The strategy used by the current (development) version of C-Reduce maintains the delta debugging invariant that we always have a global best result. Parallelization happens by speculatively transforming the current input and then forking off subprocesses to test these inputs for interestingness. The strategy for speculation is to assume that no transformed input is interesting; I chose this heuristic because, in practice, transformations produce uninteresting results more often than not. In this illustration, two speculative processes have been forked but neither has completed:
As interestingness tests terminate, more are forked:
As soon as any transformation succeeds in producing an interesting result, all remaining speculative processes are killed off and a new batch is forked:
Since this kind of parallelization does not break the delta debugging invariant, not much of C-Reduce needed to be modified to support it. Although there are many improvements still to implement, performance seems decent. Here’s a graph showing reduction time vs. degree of parallelism on a Core i7-2600 with hyperthreading disabled for a 165 KB Csmith program that triggers this LLVM bug:
Why does performance get worse when C-Reduce uses all four cores? My guess is that some resource such as L3 cache or main memory bandwidth becomes over-committed at that point. It could also be the case that the extra speculation is simply not worth it.

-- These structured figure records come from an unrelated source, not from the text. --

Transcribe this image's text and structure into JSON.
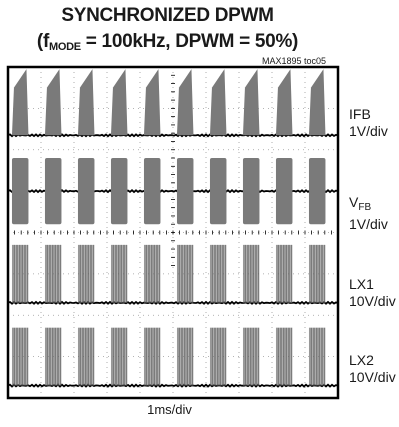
{
  "chart_data": {
    "type": "line",
    "title": "SYNCHRONIZED DPWM",
    "subtitle": {
      "pre": "(f",
      "sub": "MODE",
      "post": " = 100kHz, DPWM = 50%)"
    },
    "figure_tag": "MAX1895 toc05",
    "xlabel": "1ms/div",
    "x": {
      "divisions": 10,
      "ms_per_div": 1
    },
    "burst": {
      "period_ms": 1.0,
      "duty": 0.5,
      "first_start_ms": 0.12
    },
    "channels": [
      {
        "id": "IFB",
        "label": "IFB",
        "label_sub": "",
        "scale": "1V/div",
        "divs_occupied": 2,
        "kind": "ramp",
        "amplitude_div": 1.6
      },
      {
        "id": "VFB",
        "label": "V",
        "label_sub": "FB",
        "scale": "1V/div",
        "divs_occupied": 2,
        "kind": "bidirectional",
        "amplitude_div": 0.8
      },
      {
        "id": "LX1",
        "label": "LX1",
        "label_sub": "",
        "scale": "10V/div",
        "divs_occupied": 2,
        "kind": "switching",
        "amplitude_div": 1.4
      },
      {
        "id": "LX2",
        "label": "LX2",
        "label_sub": "",
        "scale": "10V/div",
        "divs_occupied": 2,
        "kind": "switching",
        "amplitude_div": 1.4
      }
    ],
    "grid": "dotted",
    "colors": {
      "trace": "#7a7a7a",
      "frame": "#000000",
      "grid": "#9a9a9a"
    }
  }
}
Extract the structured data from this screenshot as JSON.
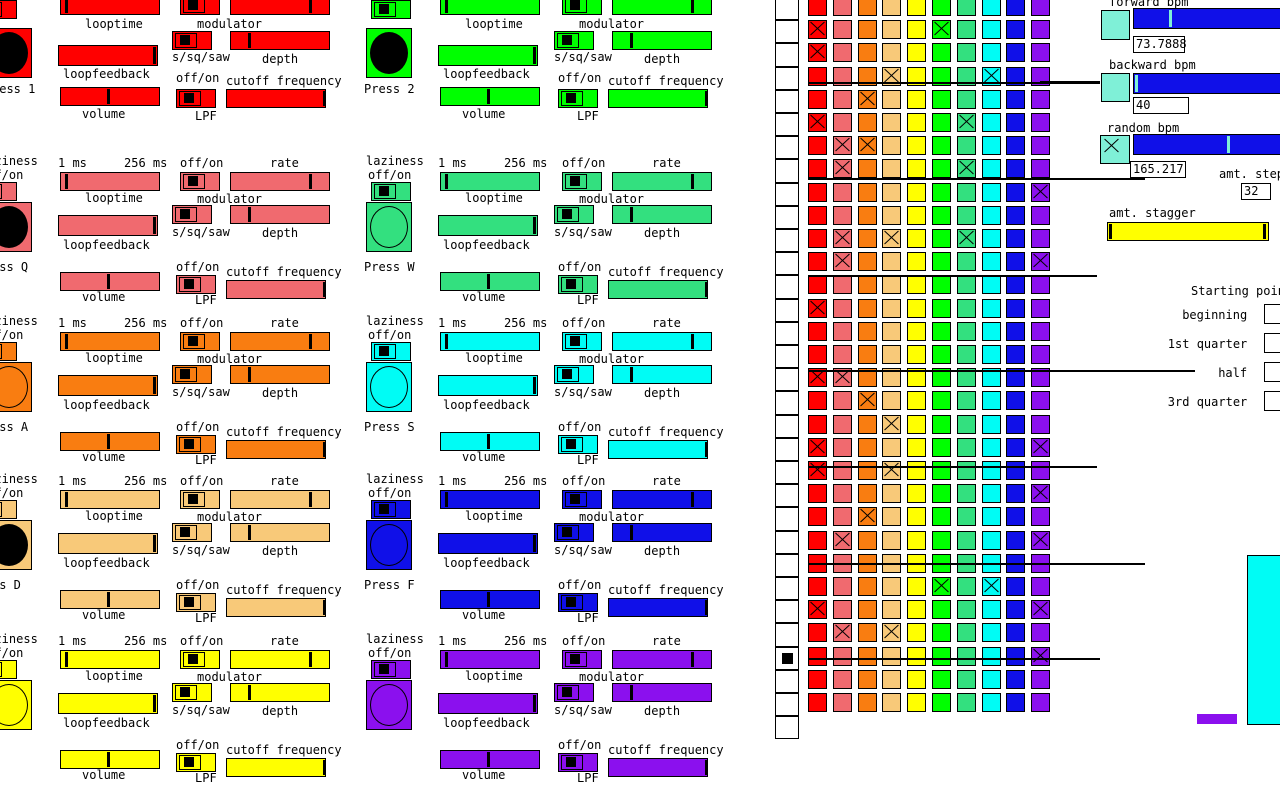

Here’s what happens when we reduce a big C++ program that crashes a commercial compiler using an i7-2600 with hyperthreading turnred on:
When the degree of parallelism exceeds five, performance falls even more off a cliff. For example, when C-Reduce tries to use six CPUs the reduction takes more than seven hours. This graph seems to tell the same story as the previous one: parallelism can help but some resource saturates well before all (virtual) processors are used.
I don’t yet know how C-Reduce will perform on a serious machine, but we have some new 32-core boxes that we’ll experiment with as we get time.
Perhaps my favorite thing about this little experiment with parallelization is that it leverages the purely functional nature of C-Reduce’s API for pluggable transformations. Previous versions of this API had been stateful, which would have made it hard to deal with speculation failures. I’m not particularly a fan of functional programming languages, but it’s pretty obvious that a functional programming style is one of the keys to making parallel programming work.
I decided to write this up since as far as I know, nobody has written a parallelized test case reducer before.